At the national level, the Department of Energy, through a program called H2USA, is trying to do that, and there's something called H2FIRST, which is a national lab-based which is trying to come up with standards, exactly the kind of thing you mentioned. There are a lot of real-world problems like that we probably solved these for gasoline a hundred years ago, and now we're doing the same, having to address some of these kinds of things for alternative fuels.
I just read, I was reading a paper just a day or two ago about exactly this problem of metering hydrogen. Can you do it accurately? Can you sell it? Is it legal to sell? Those things are being addressed technically and through regulations that allow you to sell, but it's new, and this is a new fuel. It hasn't been used this way before, so there are things like that have to be worked out. None of them are show-stoppers, though. These are just things that you need to work out to make this go forward.
I think, though, it really is different than I've ever seen it before. It is much more real than I've ever seen it before. There's a lot more money behind it, both private and public, than there's ever been before, and I think there's a lot more planning, and buy-in, and stakeholder coordination, and road maps that these stakeholders have all talked about before. Prior to that, it might have only been one actor within this who said, "Oh, let's do this." That's really changed, and so having looked at this, as I say, for about 30 years, this is as real as it ... It's more real than it's ever been, and there's more push behind it.

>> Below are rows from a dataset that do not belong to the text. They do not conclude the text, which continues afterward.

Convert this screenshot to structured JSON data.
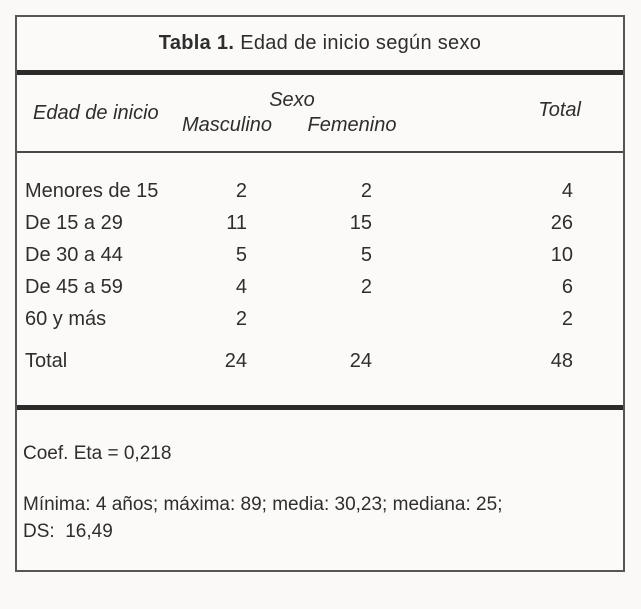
{
  "table": {
    "title": {
      "label": "Tabla 1.",
      "text": "Edad de inicio según sexo"
    },
    "header": {
      "row_dimension": "Edad de inicio",
      "group": "Sexo",
      "col_masculino": "Masculino",
      "col_femenino": "Femenino",
      "col_total": "Total"
    },
    "rows": [
      {
        "label": "Menores de 15",
        "masculino": "2",
        "femenino": "2",
        "total": "4"
      },
      {
        "label": "De 15 a 29",
        "masculino": "11",
        "femenino": "15",
        "total": "26"
      },
      {
        "label": "De 30 a 44",
        "masculino": "5",
        "femenino": "5",
        "total": "10"
      },
      {
        "label": "De 45 a 59",
        "masculino": "4",
        "femenino": "2",
        "total": "6"
      },
      {
        "label": "60 y más",
        "masculino": "2",
        "femenino": "",
        "total": "2"
      }
    ],
    "totals": {
      "label": "Total",
      "masculino": "24",
      "femenino": "24",
      "total": "48"
    },
    "footnotes": {
      "coef": "Coef. Eta = 0,218",
      "stats_line1": "Mínima: 4 años; máxima: 89; media: 30,23; mediana: 25;",
      "stats_line2": "DS:  16,49"
    }
  }
}
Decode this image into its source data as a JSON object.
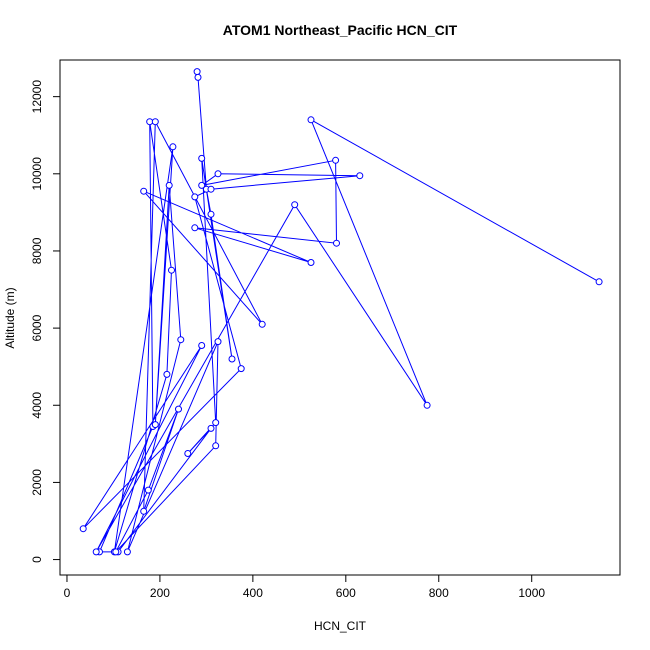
{
  "chart_data": {
    "type": "line",
    "title": "ATOM1 Northeast_Pacific HCN_CIT",
    "xlabel": "HCN_CIT",
    "ylabel": "Altitude (m)",
    "xlim": [
      -15,
      1190
    ],
    "ylim": [
      -400,
      12950
    ],
    "x_ticks": [
      0,
      200,
      400,
      600,
      800,
      1000
    ],
    "y_ticks": [
      0,
      2000,
      4000,
      6000,
      8000,
      10000,
      12000
    ],
    "grid": false,
    "legend": "none",
    "series_color": "#0000ff",
    "series": [
      {
        "points": [
          [
            280,
            12650
          ],
          [
            282,
            12500
          ],
          [
            300,
            9600
          ],
          [
            310,
            8950
          ],
          [
            355,
            5200
          ],
          [
            290,
            10400
          ],
          [
            320,
            3550
          ],
          [
            260,
            2750
          ],
          [
            310,
            3400
          ],
          [
            110,
            200
          ],
          [
            70,
            200
          ],
          [
            185,
            3450
          ],
          [
            178,
            11350
          ],
          [
            225,
            7500
          ],
          [
            215,
            4800
          ],
          [
            102,
            200
          ],
          [
            228,
            10700
          ],
          [
            190,
            3500
          ],
          [
            220,
            9700
          ],
          [
            245,
            5700
          ],
          [
            130,
            200
          ],
          [
            325,
            5650
          ],
          [
            320,
            2950
          ],
          [
            105,
            200
          ],
          [
            175,
            1800
          ],
          [
            240,
            3900
          ],
          [
            165,
            1250
          ],
          [
            190,
            11350
          ],
          [
            420,
            6100
          ],
          [
            165,
            9550
          ],
          [
            525,
            7700
          ],
          [
            275,
            8600
          ],
          [
            580,
            8200
          ],
          [
            578,
            10350
          ],
          [
            290,
            9700
          ],
          [
            325,
            10000
          ],
          [
            630,
            9950
          ],
          [
            310,
            9600
          ],
          [
            275,
            9400
          ],
          [
            375,
            4950
          ],
          [
            35,
            800
          ],
          [
            290,
            5550
          ],
          [
            63,
            200
          ],
          [
            490,
            9200
          ],
          [
            775,
            4000
          ],
          [
            525,
            11400
          ],
          [
            1145,
            7200
          ]
        ]
      }
    ]
  }
}
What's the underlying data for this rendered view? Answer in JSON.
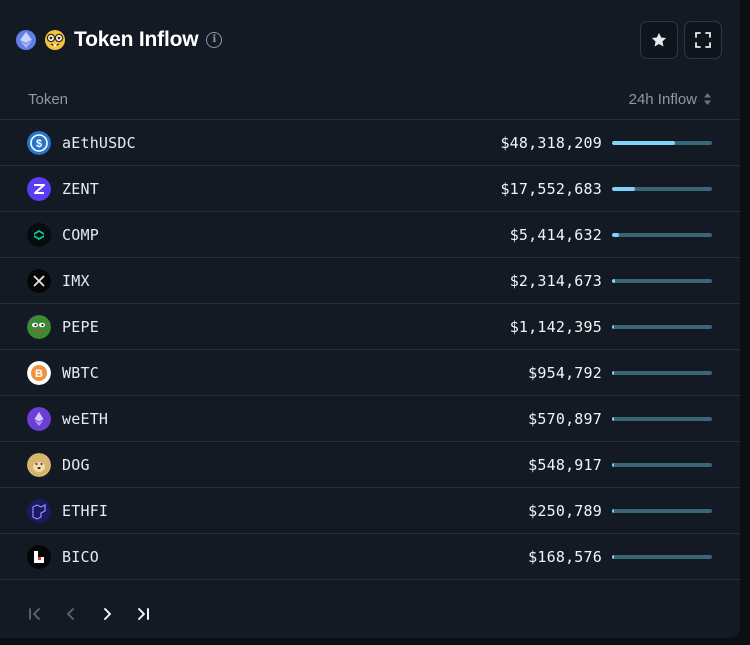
{
  "widget": {
    "title": "Token Inflow",
    "chain_icon": "ethereum-icon",
    "entity_icon": "nerd-face-emoji-icon",
    "actions": [
      "star-icon",
      "fullscreen-icon"
    ]
  },
  "columns": {
    "token": "Token",
    "inflow": "24h Inflow"
  },
  "colors": {
    "bar_track": "#3a6478",
    "bar_fill": "#7fd3f7",
    "background": "#131a23"
  },
  "rows": [
    {
      "name": "aEthUSDC",
      "value": "$48,318,209",
      "share": 0.63,
      "icon": "usdc-icon",
      "icon_bg": "#2775ca"
    },
    {
      "name": "ZENT",
      "value": "$17,552,683",
      "share": 0.23,
      "icon": "zent-icon",
      "icon_bg": "#5b3df5"
    },
    {
      "name": "COMP",
      "value": "$5,414,632",
      "share": 0.07,
      "icon": "comp-icon",
      "icon_bg": "#070a0e"
    },
    {
      "name": "IMX",
      "value": "$2,314,673",
      "share": 0.03,
      "icon": "imx-icon",
      "icon_bg": "#050607"
    },
    {
      "name": "PEPE",
      "value": "$1,142,395",
      "share": 0.015,
      "icon": "pepe-icon",
      "icon_bg": "#3d8a35"
    },
    {
      "name": "WBTC",
      "value": "$954,792",
      "share": 0.012,
      "icon": "wbtc-icon",
      "icon_bg": "#ffffff"
    },
    {
      "name": "weETH",
      "value": "$570,897",
      "share": 0.007,
      "icon": "weeth-icon",
      "icon_bg": "#6b3fd6"
    },
    {
      "name": "DOG",
      "value": "$548,917",
      "share": 0.007,
      "icon": "dog-icon",
      "icon_bg": "#d6b56f"
    },
    {
      "name": "ETHFI",
      "value": "$250,789",
      "share": 0.003,
      "icon": "ethfi-icon",
      "icon_bg": "#1a1a5e"
    },
    {
      "name": "BICO",
      "value": "$168,576",
      "share": 0.002,
      "icon": "bico-icon",
      "icon_bg": "#050505"
    }
  ],
  "pagination": [
    "first-page-icon",
    "prev-page-icon",
    "next-page-icon",
    "last-page-icon"
  ]
}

This year, next year, the next few years are really going to be very telling for fuel cells. There are projects that are starting now and are being built. California is one epicenter of this, but also Japan and Germany. There are going to be some other places, perhaps South Korea, other European countries, Scandinavia, UK, and so on, and they're going to prove this out at a network level, really different than just proving an individual vehicle. It's necessary, but not sufficient for the commercialization of the whole system. It's different than proving a single hydrogen station, that you can build it. This is really a network, and that's what's needed to commercialize these kinds of new technologies.
We'll see. One of the big questions is, how will consumers greet this? There's been a lot of interest in electric vehicles, electric drive. As I think we were talking about maybe at lunch, one of the great things about electric vehicles, they're super fun to drive, especially at low speeds. The torque is unreal, and it's really fun. You get those similar kind of drive experience from a fuel cell car as well, because it's electric motor drive, too. It just comes from a fuel cell to then the battery. Will people pay for that? Will people say, "Well, I'll go with the hydrogen because it's zero-emission and it'll give me the long range"? It's kind of a general-purpose car.

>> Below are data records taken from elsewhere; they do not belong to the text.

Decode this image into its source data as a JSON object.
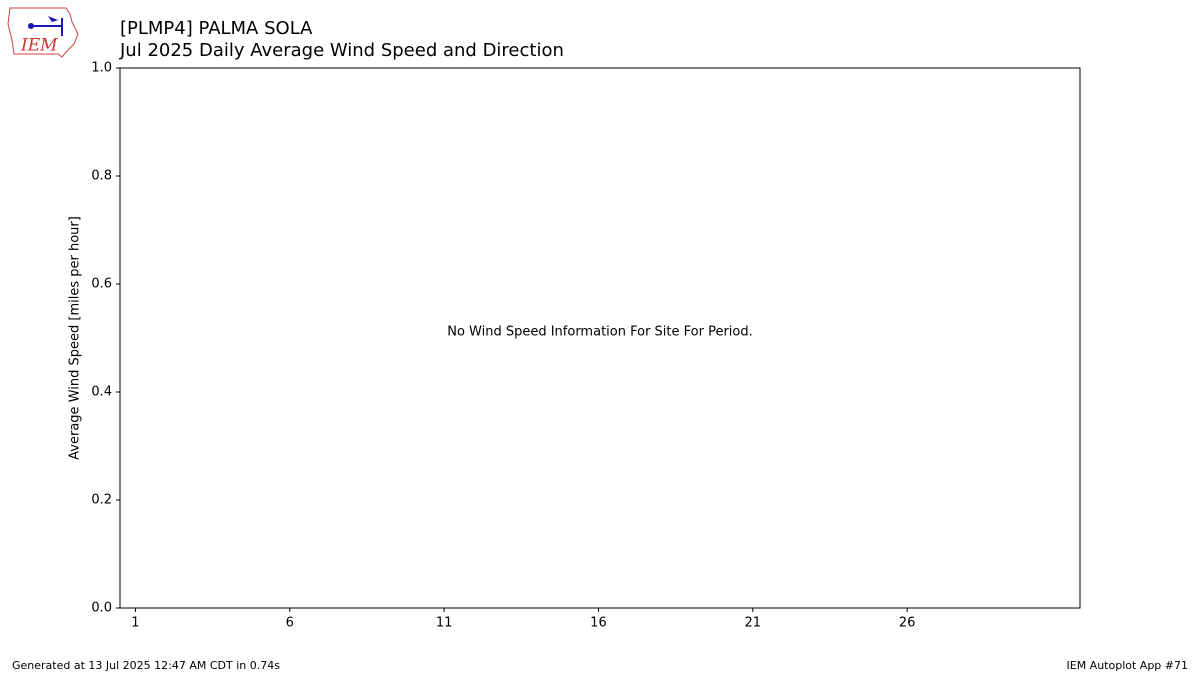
{
  "chart_data": {
    "type": "bar",
    "title": "[PLMP4] PALMA SOLA",
    "subtitle": "Jul 2025 Daily Average Wind Speed and Direction",
    "ylabel": "Average Wind Speed [miles per hour]",
    "annotation": "No Wind Speed Information For Site For Period.",
    "series": [],
    "xlim": [
      0.5,
      31.6
    ],
    "xticks": [
      1,
      6,
      11,
      16,
      21,
      26
    ],
    "ylim": [
      0,
      1
    ],
    "yticks": [
      {
        "value": 0,
        "label": "0.0"
      },
      {
        "value": 0.2,
        "label": "0.2"
      },
      {
        "value": 0.4,
        "label": "0.4"
      },
      {
        "value": 0.6,
        "label": "0.6"
      },
      {
        "value": 0.8,
        "label": "0.8"
      },
      {
        "value": 1,
        "label": "1.0"
      }
    ],
    "grid": false
  },
  "logo_text": "IEM",
  "footer": {
    "left": "Generated at 13 Jul 2025 12:47 AM CDT in 0.74s",
    "right": "IEM Autoplot App #71"
  }
}
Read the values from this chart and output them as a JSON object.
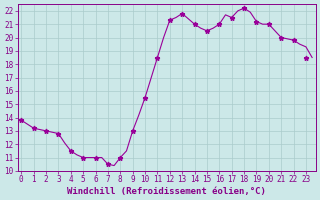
{
  "x": [
    0,
    0.5,
    1,
    1.5,
    2,
    2.5,
    3,
    3.5,
    4,
    4.5,
    5,
    5.5,
    6,
    6.5,
    7,
    7.5,
    8,
    8.5,
    9,
    9.5,
    10,
    10.5,
    11,
    11.5,
    12,
    12.5,
    13,
    13.5,
    14,
    14.5,
    15,
    15.5,
    16,
    16.5,
    17,
    17.5,
    18,
    18.5,
    19,
    19.5,
    20,
    20.5,
    21,
    21.5,
    22,
    22.5,
    23,
    23.5
  ],
  "y": [
    13.8,
    13.5,
    13.2,
    13.1,
    13.0,
    12.9,
    12.8,
    12.1,
    11.5,
    11.2,
    11.0,
    11.0,
    11.0,
    11.0,
    10.5,
    10.4,
    11.0,
    11.5,
    13.0,
    14.2,
    15.5,
    17.0,
    18.5,
    20.0,
    21.3,
    21.5,
    21.8,
    21.4,
    21.0,
    20.7,
    20.5,
    20.7,
    21.0,
    21.7,
    21.5,
    22.0,
    22.2,
    21.9,
    21.2,
    21.0,
    21.0,
    20.5,
    20.0,
    19.9,
    19.8,
    19.5,
    19.3,
    18.5
  ],
  "markers_x": [
    0,
    1,
    2,
    3,
    4,
    5,
    6,
    7,
    8,
    9,
    10,
    11,
    12,
    13,
    14,
    15,
    16,
    17,
    18,
    19,
    20,
    21,
    22,
    23
  ],
  "markers_y": [
    13.8,
    13.2,
    13.0,
    12.8,
    11.5,
    11.0,
    11.0,
    10.5,
    11.0,
    13.0,
    15.5,
    18.5,
    21.3,
    21.8,
    21.0,
    20.5,
    21.0,
    21.5,
    22.2,
    21.2,
    21.0,
    20.0,
    19.8,
    18.5
  ],
  "line_color": "#990099",
  "marker": "*",
  "marker_size": 3.5,
  "bg_color": "#cce8e8",
  "grid_color": "#aacccc",
  "xlabel": "Windchill (Refroidissement éolien,°C)",
  "ylabel": "",
  "xlim": [
    -0.3,
    23.8
  ],
  "ylim": [
    10,
    22.5
  ],
  "yticks": [
    10,
    11,
    12,
    13,
    14,
    15,
    16,
    17,
    18,
    19,
    20,
    21,
    22
  ],
  "xticks": [
    0,
    1,
    2,
    3,
    4,
    5,
    6,
    7,
    8,
    9,
    10,
    11,
    12,
    13,
    14,
    15,
    16,
    17,
    18,
    19,
    20,
    21,
    22,
    23
  ],
  "tick_color": "#880088",
  "tick_fontsize": 5.5,
  "xlabel_fontsize": 6.5
}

I think there's going to be a period of proving these things out. I think having these regional lighthouse cities is really crucial. The tie-in with renewable energy is a very interesting thing. That's already appeared in the battery car world. People want to charge their electric car with solar or wind. They want to have something renewable all the way. They don't want to make their electricity at a coal plant. Well, people with hydrogen have a similar interest. They would like to make their hydrogen from renewables, which there are many ways to do. Hydrogen is a lot like electricity that way. You can make it from almost anything, a lot of renewable resources that could be brought to bear.
ABG: Welll, it's absolutely fascinating to watch. I knew you'd be a good person to talk to. I need to get back in the cars. Thank you so very much.
This transcript has been lightly edited for clarity.